One of your colleagues, staff members, clients, patients or customers will be carrying the virus – although they may not know it. How will you choose to avoid contamination. It is a choice.
Do you need to create COVID-19 specific policy or to amend your staff handbook or change your contract with your clients, customers or patients.
As your business practices will be changing through necessity to meet the demands caused COVID-19, we recommend that you create a COVID-19-specific policy outlining what these changes are, for the benefit of your staff and both existing and prospective clients.
We would recommend that this policy is made available to everyone and also highlighted on your web-pages, social media pages, etc.
You may wish to include reference to:
- how you will be monitoring the health of you, your staff and your clients, to reduce the risk of spreading COVID-19
- your cleaning processes – including timing and frequency.
- use of PPE (if used) by anyone involved
- the changes to be made in your processes, activities, therapies, etc.
- the changes in your cancellation policy (if relevant) if meetings, appointments or events are cancelled because of CV-19 or the threat of CV-19.
In some cases, where you are working in close proximity to others (colleagues or customers) it might be appropriate (and possibly necessary) to pre-check their well-being.
The following considerations are probably relevant to everybody – but especially to our community of holistic therapists.
The BGi.uk insurance facility provides particularly wide insurance cover for some 1,600 separately listed treatments ranging from aesthetics to yoga. Included within that are therapies, activities and treatments that
- require degrees to practise,
- require years of training
- require little training
- require physical contact
- can be undertaken in open spaces
Furthermore, the BGi.uk insurance is available to anyone who lives and/or works in the EU. The information given below follows our edict of ‘let common sense prevail’.
The various governments across Europe (and across the UK!) are applying rules and regulations appropriate to the demands of the area in which they are based.
Whilst it is clearly important that you comply with legislation appropriate to you, in your area, we hope the following will be of some value.
Back to work for Consultants and Therapists.
Due to the COVID-19 pandemic, it may have been some months since you last saw your client. It is important that you consider your client as a new patient when you next meet with them.
In addition to any pre consultancy/treatment form (that you should ask them to complete, preferably online, the day before the planned appointment) you should now include some additional questions relating to CV-19:
- Have you been strictly following the social distancing measures outlined by the government during COVID-19?
- Have you, or has anyone you have been in close contact with, shown any signs or symptoms associated with coronavirus
- Have you tested positive or had treatment for COVID-19 within the last two weeks?

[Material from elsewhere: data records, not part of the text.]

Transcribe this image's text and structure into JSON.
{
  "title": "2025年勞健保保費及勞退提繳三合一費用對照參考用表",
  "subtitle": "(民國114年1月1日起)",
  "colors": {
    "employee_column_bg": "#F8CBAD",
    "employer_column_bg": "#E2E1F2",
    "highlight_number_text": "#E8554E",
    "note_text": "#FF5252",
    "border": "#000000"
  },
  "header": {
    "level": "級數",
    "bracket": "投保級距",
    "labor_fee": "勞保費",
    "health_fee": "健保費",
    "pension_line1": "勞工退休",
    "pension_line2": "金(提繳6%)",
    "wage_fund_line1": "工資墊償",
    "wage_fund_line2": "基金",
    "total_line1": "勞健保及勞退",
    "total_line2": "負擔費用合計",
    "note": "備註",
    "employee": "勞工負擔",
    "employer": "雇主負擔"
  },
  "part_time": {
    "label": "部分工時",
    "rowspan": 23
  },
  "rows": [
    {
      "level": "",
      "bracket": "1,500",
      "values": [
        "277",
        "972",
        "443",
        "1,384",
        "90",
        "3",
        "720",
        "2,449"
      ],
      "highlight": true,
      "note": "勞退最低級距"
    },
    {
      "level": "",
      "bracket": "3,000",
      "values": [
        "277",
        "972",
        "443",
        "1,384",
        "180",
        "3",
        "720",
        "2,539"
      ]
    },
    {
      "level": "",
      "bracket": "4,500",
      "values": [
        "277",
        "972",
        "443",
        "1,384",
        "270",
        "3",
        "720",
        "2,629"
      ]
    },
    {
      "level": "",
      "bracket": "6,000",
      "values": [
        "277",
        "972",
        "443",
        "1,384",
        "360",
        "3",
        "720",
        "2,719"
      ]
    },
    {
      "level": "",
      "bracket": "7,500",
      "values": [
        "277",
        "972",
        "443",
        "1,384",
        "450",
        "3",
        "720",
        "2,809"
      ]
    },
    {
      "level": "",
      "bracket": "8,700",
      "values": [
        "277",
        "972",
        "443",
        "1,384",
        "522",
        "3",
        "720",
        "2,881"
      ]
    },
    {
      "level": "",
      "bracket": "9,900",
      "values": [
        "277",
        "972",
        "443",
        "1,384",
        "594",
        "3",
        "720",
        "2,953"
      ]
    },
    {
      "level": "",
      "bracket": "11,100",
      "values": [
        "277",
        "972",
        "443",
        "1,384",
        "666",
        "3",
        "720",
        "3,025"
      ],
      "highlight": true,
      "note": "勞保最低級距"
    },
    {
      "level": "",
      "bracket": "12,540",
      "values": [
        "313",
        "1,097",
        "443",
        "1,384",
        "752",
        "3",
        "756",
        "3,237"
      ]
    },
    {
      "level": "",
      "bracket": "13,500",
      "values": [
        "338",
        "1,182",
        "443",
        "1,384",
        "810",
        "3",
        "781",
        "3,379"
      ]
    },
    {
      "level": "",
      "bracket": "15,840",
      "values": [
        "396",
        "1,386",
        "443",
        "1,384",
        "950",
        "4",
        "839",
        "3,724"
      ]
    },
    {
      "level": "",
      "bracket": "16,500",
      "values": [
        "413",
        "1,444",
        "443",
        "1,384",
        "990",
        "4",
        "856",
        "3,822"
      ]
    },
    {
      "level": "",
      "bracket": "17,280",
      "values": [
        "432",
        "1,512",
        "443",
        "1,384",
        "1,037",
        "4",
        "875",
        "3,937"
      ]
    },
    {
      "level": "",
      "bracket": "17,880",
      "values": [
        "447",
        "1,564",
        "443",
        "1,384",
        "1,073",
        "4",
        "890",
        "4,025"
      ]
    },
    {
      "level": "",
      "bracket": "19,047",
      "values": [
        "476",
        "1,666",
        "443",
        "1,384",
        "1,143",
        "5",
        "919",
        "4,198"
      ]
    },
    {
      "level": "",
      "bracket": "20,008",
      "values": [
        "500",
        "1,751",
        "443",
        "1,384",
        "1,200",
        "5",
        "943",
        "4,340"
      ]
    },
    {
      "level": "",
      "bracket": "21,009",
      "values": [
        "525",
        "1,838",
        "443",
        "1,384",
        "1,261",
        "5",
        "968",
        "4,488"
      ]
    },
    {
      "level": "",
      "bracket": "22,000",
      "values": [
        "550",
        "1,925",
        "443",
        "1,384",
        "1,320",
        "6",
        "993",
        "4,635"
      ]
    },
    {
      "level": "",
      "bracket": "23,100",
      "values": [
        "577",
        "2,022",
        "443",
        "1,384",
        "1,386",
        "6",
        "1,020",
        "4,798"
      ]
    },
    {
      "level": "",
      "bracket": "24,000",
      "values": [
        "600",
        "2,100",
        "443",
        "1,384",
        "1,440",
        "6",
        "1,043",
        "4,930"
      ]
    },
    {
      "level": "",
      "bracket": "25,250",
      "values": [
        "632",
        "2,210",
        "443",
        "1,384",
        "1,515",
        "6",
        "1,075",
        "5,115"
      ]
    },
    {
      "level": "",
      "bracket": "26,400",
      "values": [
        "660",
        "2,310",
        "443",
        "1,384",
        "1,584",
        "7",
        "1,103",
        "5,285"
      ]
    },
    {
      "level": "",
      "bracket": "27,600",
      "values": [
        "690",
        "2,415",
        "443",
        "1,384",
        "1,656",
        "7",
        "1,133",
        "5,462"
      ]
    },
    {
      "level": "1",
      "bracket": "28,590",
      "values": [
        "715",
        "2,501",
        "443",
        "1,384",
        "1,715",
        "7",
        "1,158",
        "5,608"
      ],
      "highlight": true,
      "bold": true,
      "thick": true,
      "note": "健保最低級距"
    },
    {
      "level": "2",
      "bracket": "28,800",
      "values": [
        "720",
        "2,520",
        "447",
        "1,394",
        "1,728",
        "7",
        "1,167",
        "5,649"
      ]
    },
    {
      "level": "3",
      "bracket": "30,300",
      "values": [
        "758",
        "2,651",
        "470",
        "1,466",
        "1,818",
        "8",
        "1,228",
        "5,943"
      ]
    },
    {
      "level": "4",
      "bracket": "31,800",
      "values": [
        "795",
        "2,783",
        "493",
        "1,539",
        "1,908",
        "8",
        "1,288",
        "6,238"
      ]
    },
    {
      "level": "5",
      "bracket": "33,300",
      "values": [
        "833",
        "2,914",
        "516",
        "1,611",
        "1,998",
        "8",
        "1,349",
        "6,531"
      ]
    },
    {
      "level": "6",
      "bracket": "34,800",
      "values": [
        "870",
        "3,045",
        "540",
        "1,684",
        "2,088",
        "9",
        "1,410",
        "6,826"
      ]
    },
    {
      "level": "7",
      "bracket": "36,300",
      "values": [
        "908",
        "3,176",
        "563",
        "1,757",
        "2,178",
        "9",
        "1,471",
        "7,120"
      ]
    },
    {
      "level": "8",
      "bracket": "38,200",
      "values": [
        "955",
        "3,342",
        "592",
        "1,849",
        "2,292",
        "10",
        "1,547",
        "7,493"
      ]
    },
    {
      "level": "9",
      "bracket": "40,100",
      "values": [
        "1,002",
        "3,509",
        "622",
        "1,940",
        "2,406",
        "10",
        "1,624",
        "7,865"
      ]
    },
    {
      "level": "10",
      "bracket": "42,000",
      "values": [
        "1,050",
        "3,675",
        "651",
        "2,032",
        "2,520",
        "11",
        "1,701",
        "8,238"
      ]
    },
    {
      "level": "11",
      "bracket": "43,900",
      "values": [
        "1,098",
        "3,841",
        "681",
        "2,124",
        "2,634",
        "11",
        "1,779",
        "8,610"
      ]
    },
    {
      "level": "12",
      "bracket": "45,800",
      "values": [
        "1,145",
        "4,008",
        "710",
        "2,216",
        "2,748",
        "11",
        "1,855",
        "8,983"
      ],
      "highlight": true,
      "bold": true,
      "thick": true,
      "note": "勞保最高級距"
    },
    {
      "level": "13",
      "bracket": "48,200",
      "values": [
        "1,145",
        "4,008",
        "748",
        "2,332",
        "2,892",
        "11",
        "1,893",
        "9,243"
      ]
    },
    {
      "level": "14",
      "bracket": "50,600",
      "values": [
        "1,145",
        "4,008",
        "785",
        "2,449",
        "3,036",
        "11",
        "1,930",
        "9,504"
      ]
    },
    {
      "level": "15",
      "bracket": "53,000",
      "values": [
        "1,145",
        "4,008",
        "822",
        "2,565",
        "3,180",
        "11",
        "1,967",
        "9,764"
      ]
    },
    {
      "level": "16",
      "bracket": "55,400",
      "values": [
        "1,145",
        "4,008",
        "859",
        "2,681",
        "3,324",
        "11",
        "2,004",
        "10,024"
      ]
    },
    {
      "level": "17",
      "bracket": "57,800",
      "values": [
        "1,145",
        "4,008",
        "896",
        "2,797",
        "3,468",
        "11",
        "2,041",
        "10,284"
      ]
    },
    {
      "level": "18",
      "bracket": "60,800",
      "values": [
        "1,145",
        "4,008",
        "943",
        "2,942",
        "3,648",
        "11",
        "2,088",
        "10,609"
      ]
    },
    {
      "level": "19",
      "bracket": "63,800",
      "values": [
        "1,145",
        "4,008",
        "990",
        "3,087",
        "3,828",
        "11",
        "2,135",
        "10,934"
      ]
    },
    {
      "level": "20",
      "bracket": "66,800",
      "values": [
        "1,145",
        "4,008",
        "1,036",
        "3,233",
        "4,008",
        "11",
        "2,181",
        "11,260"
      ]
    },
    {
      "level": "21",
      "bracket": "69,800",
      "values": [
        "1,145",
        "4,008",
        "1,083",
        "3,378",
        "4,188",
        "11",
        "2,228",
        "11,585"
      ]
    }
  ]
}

- Please confirm that you will check your temperature the morning of the appointment and advise us by telephone immediately if your temperature is higher than normal.
- Are you considered a ‘High Risk’ or ‘Vulnerable’ person?
You might like to add that:
- they will not be charged for appointments cancelled due to CV-19 – or the threat there-of
- you reserve the right to take the temperatures of anyone attending an appointment.
The COVID-19 questions should be asked on each subsequent appointment.
Relaxing the Rules.
Where therapies and activities can be safely undertaken whilst maintaining ‘Safe Distancing’ some of the cautionary notes made above may not seem relevant. Please take care. A yoga claim in a large open space may still have access through gates (touched by everyone); may still have common toilet facilities (used by everyone); may not have facilities for hand washing; may have lockers for storage used by different people throughout the day.
To quote the Government: Stay Alert.
Whenever you go back to work all of us within BGi.uk and the Foyht team wish a happy, successful and uneventful (in terms of COVID-19!) summer.